Originally Posted by Stabbey
They didn't really comment much on it throughout EA. Why would you expect them to comment now? However, while I understand your argument, you're being a bit too aggressive in my view.


I went against my first instinct and built a 2 Physical/2 Magic team, and I'm reaching the point where when one of my mages' turns comes up, I freeze up because I genuinely can't think of anything productive to do, even with a lot of skills on my skillbar sitting there unused.

Level 9/10 enemies have 300+ magic armor (and I've seen it as high as a ridiculous 800 on level 11 enemies), and I don't know what my mages can contribute to a fight other than buffing my physical attackers.


My first playthrough was with a split team, and aside from not being able to CC really at all aside from slow and cripple melee units (which is phenomenal) until armor was down, it wasn't that much of an issue because I focused my casters on the enemy physicals, who typically have much less magical armor, while my Ranger (and occasionally slow ass Warrior) took care of the enemy casters.
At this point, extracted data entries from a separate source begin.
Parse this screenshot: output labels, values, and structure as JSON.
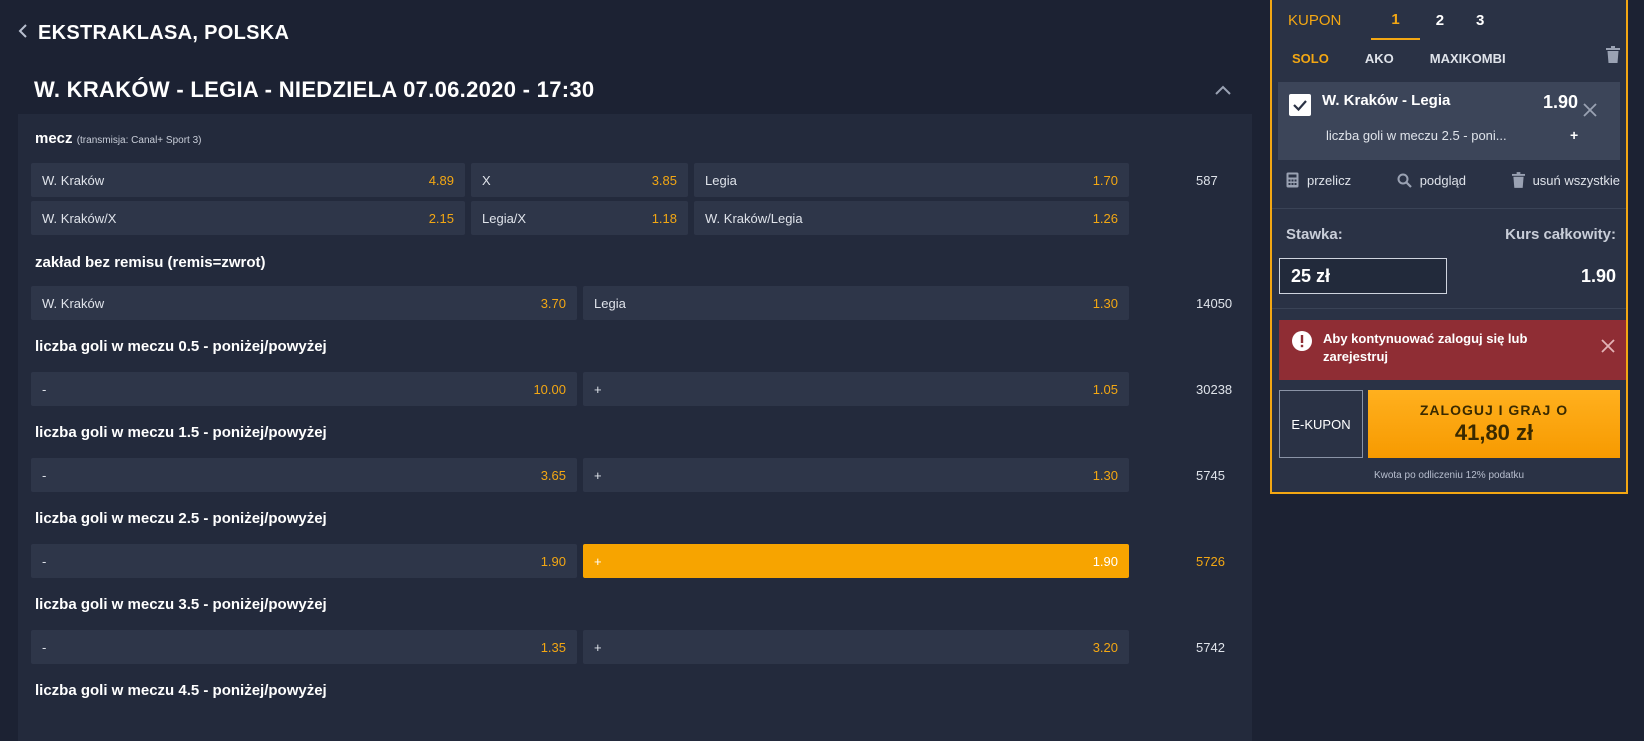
{
  "breadcrumb": {
    "back_icon": "chevron-left-icon",
    "label": "EKSTRAKLASA, POLSKA"
  },
  "match": {
    "title": "W. KRAKÓW - LEGIA - NIEDZIELA 07.06.2020 - 17:30",
    "collapse_icon": "chevron-up-icon"
  },
  "markets": [
    {
      "title": "mecz",
      "subtitle": "(transmisja: Canal+ Sport 3)",
      "count": "587",
      "rows": [
        [
          {
            "label": "W. Kraków",
            "odd": "4.89"
          },
          {
            "label": "X",
            "odd": "3.85"
          },
          {
            "label": "Legia",
            "odd": "1.70"
          }
        ],
        [
          {
            "label": "W. Kraków/X",
            "odd": "2.15"
          },
          {
            "label": "Legia/X",
            "odd": "1.18"
          },
          {
            "label": "W. Kraków/Legia",
            "odd": "1.26"
          }
        ]
      ]
    },
    {
      "title": "zakład bez remisu (remis=zwrot)",
      "count": "14050",
      "options": [
        {
          "label": "W. Kraków",
          "odd": "3.70"
        },
        {
          "label": "Legia",
          "odd": "1.30"
        }
      ]
    },
    {
      "title": "liczba goli w meczu 0.5 - poniżej/powyżej",
      "count": "30238",
      "options": [
        {
          "label": "-",
          "odd": "10.00"
        },
        {
          "label": "+",
          "odd": "1.05"
        }
      ]
    },
    {
      "title": "liczba goli w meczu 1.5 - poniżej/powyżej",
      "count": "5745",
      "options": [
        {
          "label": "-",
          "odd": "3.65"
        },
        {
          "label": "+",
          "odd": "1.30"
        }
      ]
    },
    {
      "title": "liczba goli w meczu 2.5 - poniżej/powyżej",
      "count": "5726",
      "options": [
        {
          "label": "-",
          "odd": "1.90"
        },
        {
          "label": "+",
          "odd": "1.90",
          "selected": true
        }
      ]
    },
    {
      "title": "liczba goli w meczu 3.5 - poniżej/powyżej",
      "count": "5742",
      "options": [
        {
          "label": "-",
          "odd": "1.35"
        },
        {
          "label": "+",
          "odd": "3.20"
        }
      ]
    },
    {
      "title": "liczba goli w meczu 4.5 - poniżej/powyżej"
    }
  ],
  "coupon": {
    "label": "KUPON",
    "tabs": [
      "1",
      "2",
      "3"
    ],
    "types": [
      "SOLO",
      "AKO",
      "MAXIKOMBI"
    ],
    "bet": {
      "name": "W. Kraków - Legia",
      "odd": "1.90",
      "desc": "liczba goli w meczu 2.5 - poni...",
      "pick": "+"
    },
    "actions": {
      "recalc": "przelicz",
      "preview": "podgląd",
      "remove_all": "usuń wszystkie"
    },
    "stake_label": "Stawka:",
    "stake_value": "25 zł",
    "total_label": "Kurs całkowity:",
    "total_value": "1.90",
    "alert": "Aby kontynuować zaloguj się lub zarejestruj",
    "ekupon": "E-KUPON",
    "play_label": "ZALOGUJ I GRAJ O",
    "play_amount": "41,80 zł",
    "tax_note": "Kwota po odliczeniu 12% podatku"
  },
  "colors": {
    "accent": "#f3a713",
    "background": "#1c2233",
    "panel": "#232a3c",
    "alert": "#8f2d34"
  }
}
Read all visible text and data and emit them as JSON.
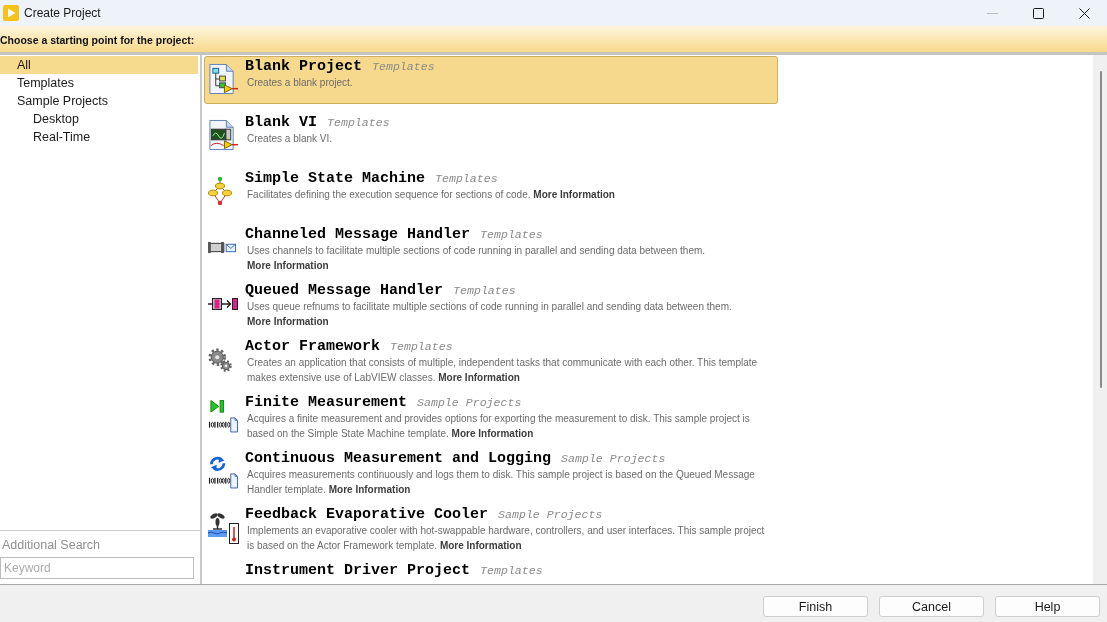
{
  "window": {
    "title": "Create Project",
    "controls": [
      {
        "kind": "minimize",
        "disabled": true
      },
      {
        "kind": "maximize",
        "disabled": false
      },
      {
        "kind": "close",
        "disabled": false
      }
    ]
  },
  "header": {
    "prompt": "Choose a starting point for the project:"
  },
  "sidebar": {
    "items": [
      {
        "label": "All",
        "selected": true
      },
      {
        "label": "Templates",
        "selected": false
      },
      {
        "label": "Sample Projects",
        "selected": false,
        "children": [
          {
            "label": "Desktop",
            "selected": false
          },
          {
            "label": "Real-Time",
            "selected": false
          }
        ]
      }
    ],
    "additional_search": {
      "label": "Additional Search",
      "placeholder": "Keyword"
    }
  },
  "templates": {
    "items": [
      {
        "kind": "project",
        "name": "Blank Project",
        "category": "Templates",
        "description": "Creates a blank project.",
        "selected": true
      },
      {
        "kind": "vi",
        "name": "Blank VI",
        "category": "Templates",
        "description": "Creates a blank VI.",
        "selected": false
      },
      {
        "kind": "statemachine",
        "name": "Simple State Machine",
        "category": "Templates",
        "description": "Facilitates defining the execution sequence for sections of code.",
        "link": "More Information",
        "selected": false
      },
      {
        "kind": "channel",
        "name": "Channeled Message Handler",
        "category": "Templates",
        "description": "Uses channels to facilitate multiple sections of code running in parallel and sending data between them.",
        "link": "More Information",
        "selected": false
      },
      {
        "kind": "queue",
        "name": "Queued Message Handler",
        "category": "Templates",
        "description": "Uses queue refnums to facilitate multiple sections of code running in parallel and sending data between them.",
        "link": "More Information",
        "selected": false
      },
      {
        "kind": "actor",
        "name": "Actor Framework",
        "category": "Templates",
        "description": "Creates an application that consists of multiple, independent tasks that communicate with each other. This template makes extensive use of LabVIEW classes.",
        "link": "More Information",
        "selected": false
      },
      {
        "kind": "finite",
        "name": "Finite Measurement",
        "category": "Sample Projects",
        "description": "Acquires a finite measurement and provides options for exporting the measurement to disk. This sample project is based on the Simple State Machine template.",
        "link": "More Information",
        "selected": false
      },
      {
        "kind": "continuous",
        "name": "Continuous Measurement and Logging",
        "category": "Sample Projects",
        "description": "Acquires measurements continuously and logs them to disk. This sample project is based on the Queued Message Handler template.",
        "link": "More Information",
        "selected": false
      },
      {
        "kind": "cooler",
        "name": "Feedback Evaporative Cooler",
        "category": "Sample Projects",
        "description": "Implements an evaporative cooler with hot-swappable hardware, controllers, and user interfaces. This sample project is based on the Actor Framework template.",
        "link": "More Information",
        "selected": false
      },
      {
        "name": "Instrument Driver Project",
        "category": "Templates",
        "selected": false
      }
    ]
  },
  "buttons": [
    {
      "label": "Finish"
    },
    {
      "label": "Cancel"
    },
    {
      "label": "Help"
    }
  ]
}
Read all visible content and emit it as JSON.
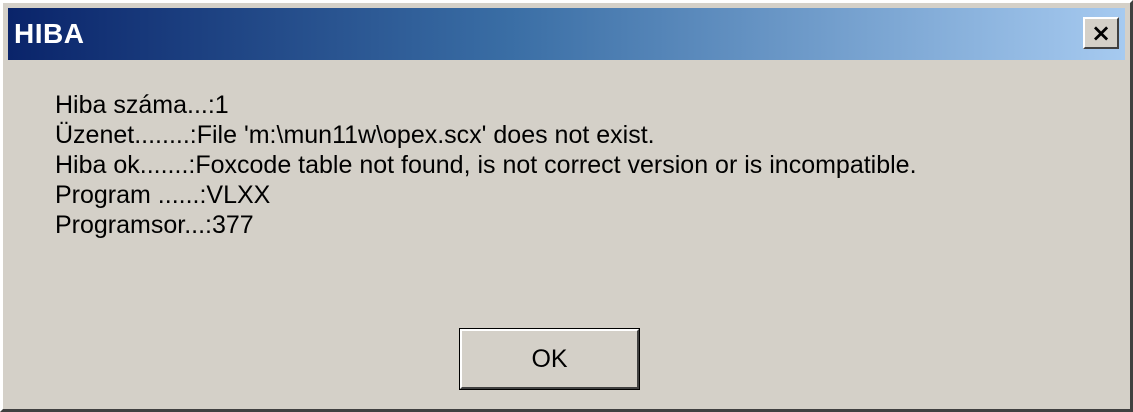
{
  "window": {
    "title": "HIBA",
    "close_icon": "×",
    "close_icon_name": "close-icon",
    "title_gradient_start": "#0a246a",
    "title_gradient_end": "#a6caf0",
    "background": "#d4d0c8"
  },
  "message": {
    "lines": [
      "Hiba száma...:1",
      "Üzenet........:File 'm:\\mun11w\\opex.scx' does not exist.",
      "Hiba ok.......:Foxcode table not found, is not correct version or is incompatible.",
      "Program ......:VLXX",
      "Programsor...:377"
    ]
  },
  "buttons": {
    "ok_label": "OK"
  }
}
For evenly split damage bosses there was always the Bone Widow for physical as well as Shield Toss. Another thing is that standard hard CC is mostly trash in this game due to it requiring two actions after armor is stripped. However, Charm only requires one, and it only needs two in Summoning.

Originally Posted by devdev463
I played through both a double lone wolf mage playthrough as well as a double lone wolf ranger knight playthrough and mages felt fine to me. The ranger knight was obviously easier because all you do with them is auto but my mages were more engaging to play and had little difficulty throughout almost every encounter, save the occasional enemy with fire resistance.


Lone Wolf shouldn't be used as a form of comparison. A party of two Lone Wolf Mages is much stronger than a group of four normal, especially because of the way initiative and turns happen. Lone Wolf is what you use when you want to power game through Tactician without any problems.

Originally Posted by Stabbey
That poll in the other thread shows an even split between liking it and disliking it. Only 13% said that it doesn't need any changes. 59% want to see some changes, either minor or major, and about 23% say they hate it or liked how D:OS 1 did it. So it doesn't seem accurate to dismiss the idea of changes as appeasing a small minority.

That said, it's unlikely that Larian will do much to change it.


You might find the results to be similar across all purchases, but until you have a poll from thousands, it means very little since it's almost always going to be the vocal minority voting.

Last edited by Sanctuary; 01/10/17 07:30 AM.